More than 70 years after Adolf Hitler committed suicide in his Berlin bunker in the final days of World War II, an exhibition in the capital examines how he became a Nazi and what turned ordinary Germans into murderers during the Third Reich.
For decades it was taboo in Germany to focus on Hitler, although that has begun to change with films such as 2004’s Downfall, chronicling the dictator’s last days, and an exhibition about him in 2010.
Hitler — How Could It Happen? is set in a bunker in Berlin that was used by civilians during World War II bombing raids — close to the bunker where Hitler lived while Berlin was being bombed, which is not accessible to the public.
The exhibition examines Hitler’s life from his childhood in Austria and time as a painter to his experience as a soldier during World War I and his subsequent rise to power. Other exhibits focus on concentration camps, pogroms and the Holocaust that killed 6 million Jews.

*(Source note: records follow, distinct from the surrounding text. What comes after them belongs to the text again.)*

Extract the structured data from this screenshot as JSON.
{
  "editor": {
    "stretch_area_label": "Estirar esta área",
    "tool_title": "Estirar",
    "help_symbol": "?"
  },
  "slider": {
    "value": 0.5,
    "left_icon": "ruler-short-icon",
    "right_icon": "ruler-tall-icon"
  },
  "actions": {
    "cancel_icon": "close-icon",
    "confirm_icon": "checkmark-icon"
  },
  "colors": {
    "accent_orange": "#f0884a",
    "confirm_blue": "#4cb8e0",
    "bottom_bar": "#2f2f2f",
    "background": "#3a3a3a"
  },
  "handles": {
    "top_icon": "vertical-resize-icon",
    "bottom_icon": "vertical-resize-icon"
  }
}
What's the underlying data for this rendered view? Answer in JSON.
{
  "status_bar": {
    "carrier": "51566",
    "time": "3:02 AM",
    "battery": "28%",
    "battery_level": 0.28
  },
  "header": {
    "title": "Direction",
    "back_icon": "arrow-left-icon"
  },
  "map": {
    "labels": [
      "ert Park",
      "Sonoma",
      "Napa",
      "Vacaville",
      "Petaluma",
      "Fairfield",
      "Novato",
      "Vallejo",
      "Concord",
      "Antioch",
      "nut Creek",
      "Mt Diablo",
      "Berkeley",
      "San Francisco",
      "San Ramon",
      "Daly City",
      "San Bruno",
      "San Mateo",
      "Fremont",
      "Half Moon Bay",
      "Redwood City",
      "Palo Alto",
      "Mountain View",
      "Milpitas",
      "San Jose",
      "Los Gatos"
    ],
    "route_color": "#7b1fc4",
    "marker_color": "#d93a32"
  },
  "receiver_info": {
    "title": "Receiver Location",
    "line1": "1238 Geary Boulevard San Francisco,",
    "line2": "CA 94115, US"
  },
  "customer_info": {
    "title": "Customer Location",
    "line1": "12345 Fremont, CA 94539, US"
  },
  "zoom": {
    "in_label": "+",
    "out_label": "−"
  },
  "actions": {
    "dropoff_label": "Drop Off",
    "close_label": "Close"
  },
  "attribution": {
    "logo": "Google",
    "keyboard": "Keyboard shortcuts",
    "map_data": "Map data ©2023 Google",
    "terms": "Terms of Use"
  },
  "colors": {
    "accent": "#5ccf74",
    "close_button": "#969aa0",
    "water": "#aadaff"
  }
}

It ends with a controversial reconstruction of the bunker room where Hitler killed himself on April 30, 1945, complete with grandfather clock, floral sofa and an oxygen tank. The exhibit is behind glass and is monitored by camera, with visitors forbidden to take photographs.
‘Where the crimes ended’
Exhibition curator Wieland Giebel, 67, said the reconstruction had been likened to “Hitler Disney,” but he defended the exhibition, saying it focused on the crimes carried out by Hitler’s regime.
“This room is where the crimes ended, where everything ended,” he said, “so that’s why we’re showing it.”
He said he had been asking how World War II and the Holocaust came about ever since playing in the rubble of postwar Germany as a child. The exhibition, he said, attempts to answer that question.
“After World War I a lot of Germans felt humiliated due to the Versailles Treaty,” Giebel said, referring to the accord signed in 1919 that forced defeated Germany to make massive reparation payments.
“At the same time there was anti-Semitism in Europe and not just in Germany … and Hitler built on this anti-Semitism and what people called the ‘shameful peace of Versailles’ and used those two issues to mobilize people,” he said.
Giebel, who has a personal interest in the topic because one of his grandfathers was part of a firing squad while the other hid a Jew, said he also wanted the exhibition to show how quickly a democracy could be abolished and make clear that undemocratic movements needed to be nipped in the bud.
He said the exhibition showed some Germans became Nazis as they stood to gain personally when the property of Jews was expropriated, while others were attracted to the Nazis because they were unhappy about the Versailles Treaty and “followed Hitler because he promised to make Germany great again.”
The exhibition, which features photographs, Hitler’s drawings, films portraying his marriage to longtime companion Eva Braun, and a model of Hitler’s bunker, has attracted around 20,000 visitors since opening two months ago.